Bartholomew Wood, Town Founder, Frontiersman, Farmer, Tavern Keeper. First Settler 1796. Founder of Christian Court House 1797. Later Town of Elizabeth 1799. Later Town of Hopkinsville 1804. Died at Hopkinsville, Kentucky, November 26, 1827. Pioneer Cemetery, Hopkinsville, Christian County, Kentucky.
Bartholomew Wood, the first settler at Hopkinsville in Christian County, was a traveling man. He was originally from North Carolina, fought in the Revolutionary War with Col. Robertson’s Regiment from South Carolina. He and his wife, Martha, were married in what became the state of Tennessee, and towards the end of his life moved to Kentucky – then back to Tennessee and back to Kentucky. He was buried in what became Pioneer Cemetery in the city of Hopkinsville. His will, written and proved in Warren County, Tennessee, will be posted at a later date.

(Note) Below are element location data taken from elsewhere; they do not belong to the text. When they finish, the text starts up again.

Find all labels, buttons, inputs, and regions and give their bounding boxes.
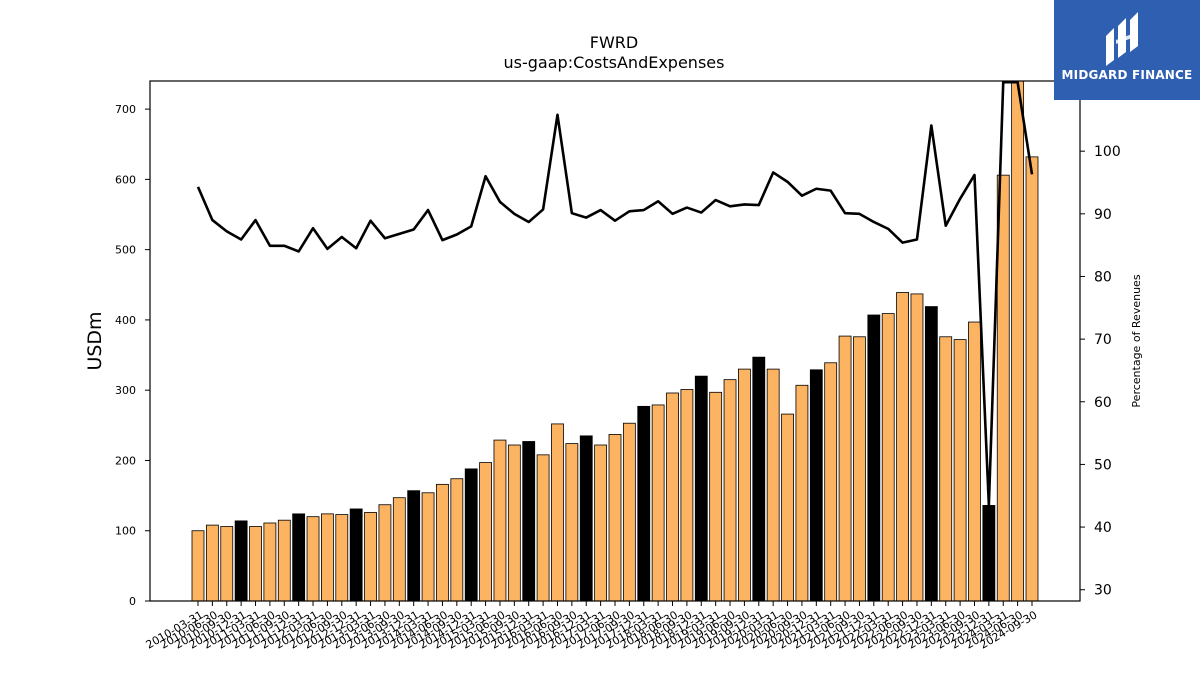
- bar-2016-09-30: [565, 443, 579, 601]
- y-tick-label: 400: [115, 314, 136, 327]
- bar-2013-12-31: [407, 490, 421, 601]
- bar-2021-12-31: [867, 314, 881, 601]
- y2-tick-label: 30: [1094, 583, 1112, 599]
- bar-2023-09-30: [968, 321, 981, 601]
- bar-2011-06-30: [263, 522, 277, 601]
- bar-2013-06-30: [378, 504, 392, 601]
- bar-2016-12-31: [579, 435, 593, 601]
- y-axis-left: 0 100 200 300 400 500 600 700: [115, 103, 150, 608]
- line-group: [196, 81, 1034, 507]
- bar-2013-03-31: [364, 512, 377, 601]
- bar-2018-12-31: [694, 375, 708, 601]
- bar-2011-09-30: [277, 519, 291, 601]
- bar-2017-12-31: [637, 405, 651, 601]
- bar-2014-03-31: [421, 492, 435, 601]
- y-tick-label: 100: [115, 525, 136, 538]
- bar-2019-12-31: [752, 356, 766, 601]
- bar-2023-12-31: [982, 505, 996, 601]
- bar-2012-03-31: [306, 516, 320, 601]
- y-tick-label: 0: [129, 595, 136, 608]
- bar-2017-03-31: [594, 444, 608, 601]
- bar-2013-09-30: [392, 497, 406, 601]
- bars-group: [191, 81, 1039, 601]
- bar-2015-12-31: [522, 441, 536, 601]
- bar-2020-06-30: [781, 413, 794, 601]
- bar-2022-09-30: [910, 293, 924, 601]
- bar-2016-03-31: [536, 454, 550, 601]
- bar-2017-09-30: [622, 422, 636, 601]
- bar-2014-06-30: [436, 483, 449, 601]
- bar-2021-03-31: [824, 362, 838, 601]
- logo-text: MIDGARD FINANCE: [1061, 68, 1193, 82]
- brand-logo: MIDGARD FINANCE: [1054, 0, 1200, 100]
- bar-2021-09-30: [853, 336, 866, 601]
- bar-2015-09-30: [507, 444, 521, 601]
- bar-2022-06-30: [896, 292, 909, 601]
- y-tick-label: 700: [115, 103, 136, 116]
- chart-subtitle: us-gaap:CostsAndExpenses: [504, 53, 725, 72]
- bar-2018-09-30: [680, 389, 694, 601]
- bar-2019-09-30: [738, 368, 751, 601]
- y2-tick-label: 70: [1094, 332, 1112, 348]
- bar-2018-06-30: [666, 392, 679, 601]
- bar-2010-06-30: [205, 524, 219, 601]
- bar-2011-12-31: [292, 513, 306, 601]
- bar-2011-03-31: [249, 526, 262, 601]
- y-tick-label: 500: [115, 244, 136, 257]
- bar-2015-06-30: [493, 439, 507, 601]
- y-tick-label: 600: [115, 173, 136, 186]
- bar-2023-06-30: [953, 339, 967, 601]
- bar-2022-12-31: [924, 306, 938, 601]
- bar-2020-09-30: [795, 384, 809, 601]
- y-tick-label: 200: [115, 454, 136, 467]
- x-axis: 2010-03-312010-06-302010-09-302010-12-31…: [144, 601, 1040, 652]
- y2-tick-label: 60: [1094, 395, 1112, 411]
- bar-2022-03-31: [881, 313, 895, 601]
- bar-2018-03-31: [651, 404, 665, 601]
- percentage-line: [196, 81, 1034, 507]
- bar-2023-03-31: [939, 336, 953, 601]
- bar-2012-06-30: [321, 513, 334, 601]
- y-tick-label: 300: [115, 384, 136, 397]
- bar-2017-06-30: [608, 434, 622, 601]
- bar-2014-09-30: [450, 478, 464, 601]
- bar-2016-06-30: [551, 423, 564, 601]
- y2-tick-label: 40: [1094, 520, 1112, 536]
- bar-2010-03-31: [191, 530, 205, 601]
- bar-2024-03-31: [996, 174, 1010, 601]
- bar-2020-12-31: [809, 369, 823, 601]
- bar-2024-06-30: [1011, 81, 1025, 601]
- y2-tick-label: 100: [1094, 144, 1121, 160]
- bar-2020-03-31: [766, 368, 780, 601]
- bar-2021-06-30: [838, 335, 852, 601]
- bar-2012-09-30: [335, 514, 349, 601]
- y2-tick-label: 80: [1094, 269, 1112, 285]
- bar-2010-12-31: [234, 520, 248, 601]
- bar-2019-03-31: [709, 391, 723, 601]
- y-axis-right: 30 40 50 60 70 80 90 100: [1080, 144, 1121, 599]
- bar-2012-12-31: [349, 508, 363, 601]
- bar-2024-09-30: [1025, 156, 1039, 601]
- bar-2014-12-31: [464, 468, 478, 601]
- y2-tick-label: 50: [1094, 457, 1112, 473]
- y2-axis-label: Percentage of Revenues: [1130, 274, 1143, 407]
- midgard-logo-icon: [1106, 12, 1138, 66]
- bar-2015-03-31: [479, 462, 492, 601]
- y2-tick-label: 90: [1094, 207, 1112, 223]
- bar-2019-06-30: [723, 379, 737, 601]
- chart-title: FWRD: [590, 33, 638, 52]
- bar-2010-09-30: [220, 526, 234, 601]
- y-axis-label: USDm: [84, 311, 106, 370]
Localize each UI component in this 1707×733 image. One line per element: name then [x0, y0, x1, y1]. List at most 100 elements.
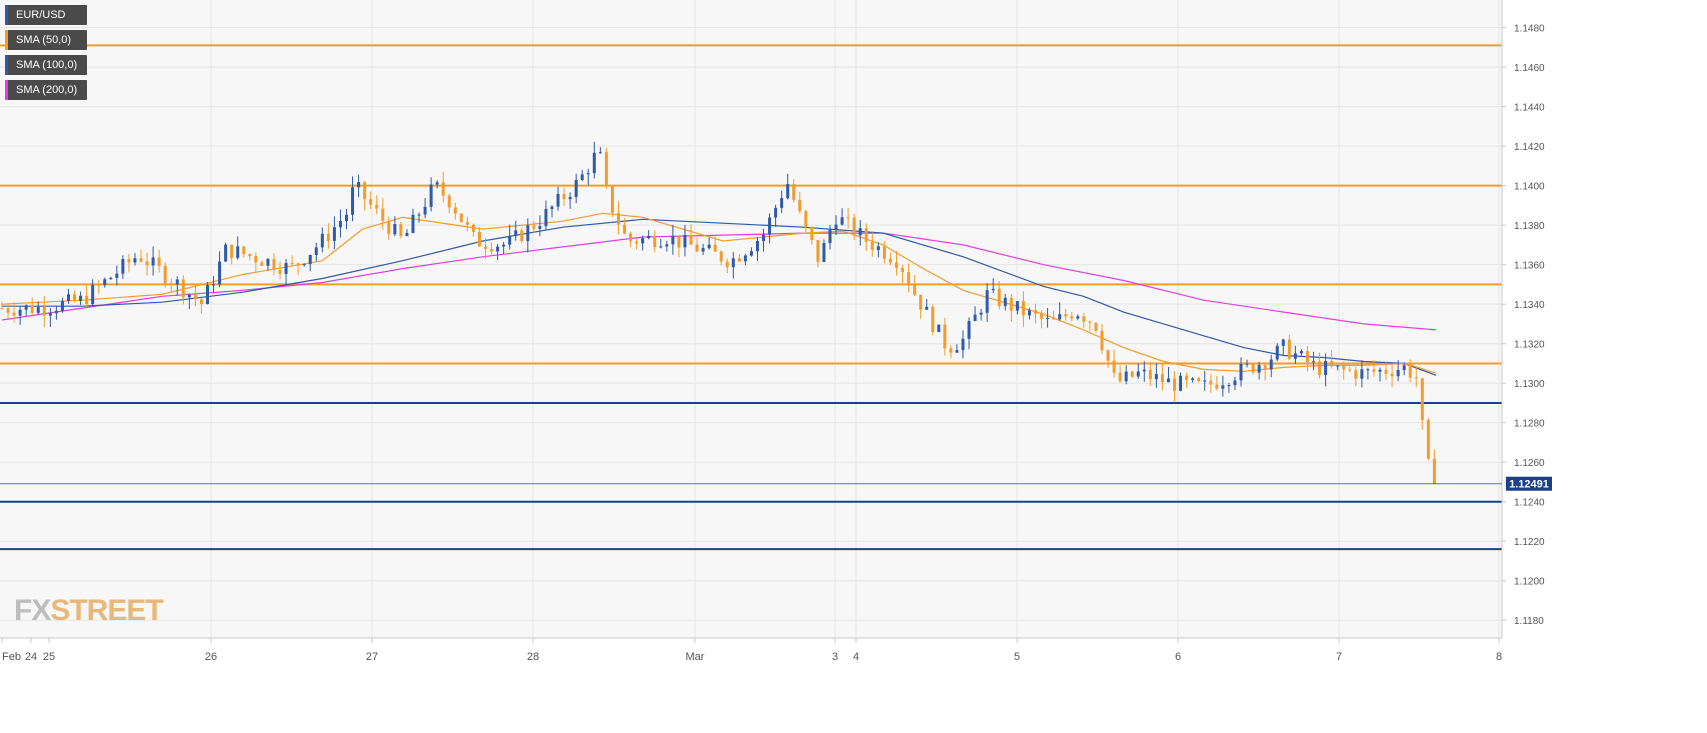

County of Christian, Kentucky. Historical and Biographical, edited by William Henry Perrin, 1884
The first settler upon the site of Hopkinsville was Bartholomew Wood, more familiarly known among his friends and acquaintances as ‘Bat Wood’. Just when he came to Christian County no one knows; why he came, perhaps he did not know himself, with no definite point in view, he was so favorably impressed with the abundance of game in this locality, that he stopped and built himself a cabin. He figured conspicuously in the early history of Hopkinsville and of Christian County, and at one time owned a vast amount of land around the embryo city. He was a man of strong, practical common sense, but rather deficient in book learning; a rough diamond and marvelously adapted to the period in which he lived. In his buckskin hunting shirt and leather breeches, he hunted and trapped a great deal, and enjoyed himself as only a hunter could. He belonged to that sturdy class of pioneers whose iron frames had been hardened by exposure, whose muscles were toughened by exercise and toil, and whose bodies seemed invulnerable to disease and pain. The wilderness, with its wild beasts and savages, was their element. They sported with danger, and if need be met death with fortitude and composure. To such men, Kentucky in a measure owes her present glory and greatness. Bartholomew Wood was originally from North Carolina and emigrated to Tennessee soon after the Revolutionary War. Some years later and prior to the close of the last century he came to Kentucky, but in what year is not known. He was here when the county was organized and donated five acres of land for public buildings. He entered a great deal of land in his own name and in the names of his children. The following is told of his land speculations: He had entered a body of land in the name of one of his daughters, who afterward married Levi Cornelius. After he marriage Mr. Wood went to her to transfer the land back to him, but her husband would not allow her to do it. In spite of all arguments and importunities, Cornelius held to the land, and finally sold it to Young Ewing.
Children of Bartholomew and Martha An Wood – Elizabeth Wood Douglas, Mary (Polly) Wood Gist, Sarah (Sally) Wood Cornelius, Temperance (Tempy) Wood Roberts, Patsy Wood Millholland, Bartholomew T. Wood, Carter T. Wood, Curtis Davenport Wood, William J. Wood, Letitia Charlotte Wood, Hardin J. Wood.
Mr. Wood had a family of several sons and daughters. The names of his sons were Bartholomew, Hardin, Carter, William and Curtis, the latter the only one now living. He is a man over eighty years of age and is a resident of the county. One of his daughters married Levi Cornelius, as already stated; another married William Roberts, and one or two were still single when the old man moved back to Tennessee, which he did some years before his death. Most of his children went with him, except Bartholomew, but after the death of their father they came back here, and many descendants are living in the county today, among whom is the son already mentioned (Curtis), and Dr. Wood of Hopkinsville, a son of Bartholomew, Jr., and a grandson of the old pioneer.
The original cabin of Mr. Wood stood near the corner of the present Nashville and Virginia Streets. Where the latter street now is was then a marsh or lagoon for quite a distance back from the river. This lagoon was covered with innumerable ducks and wild geese and is said to have been one of the strong arguments which induced Bartholomew Wood to settle here, that he might enjoy the shooting of them, as well as other game to be seen everywhere in the most plentiful profusion.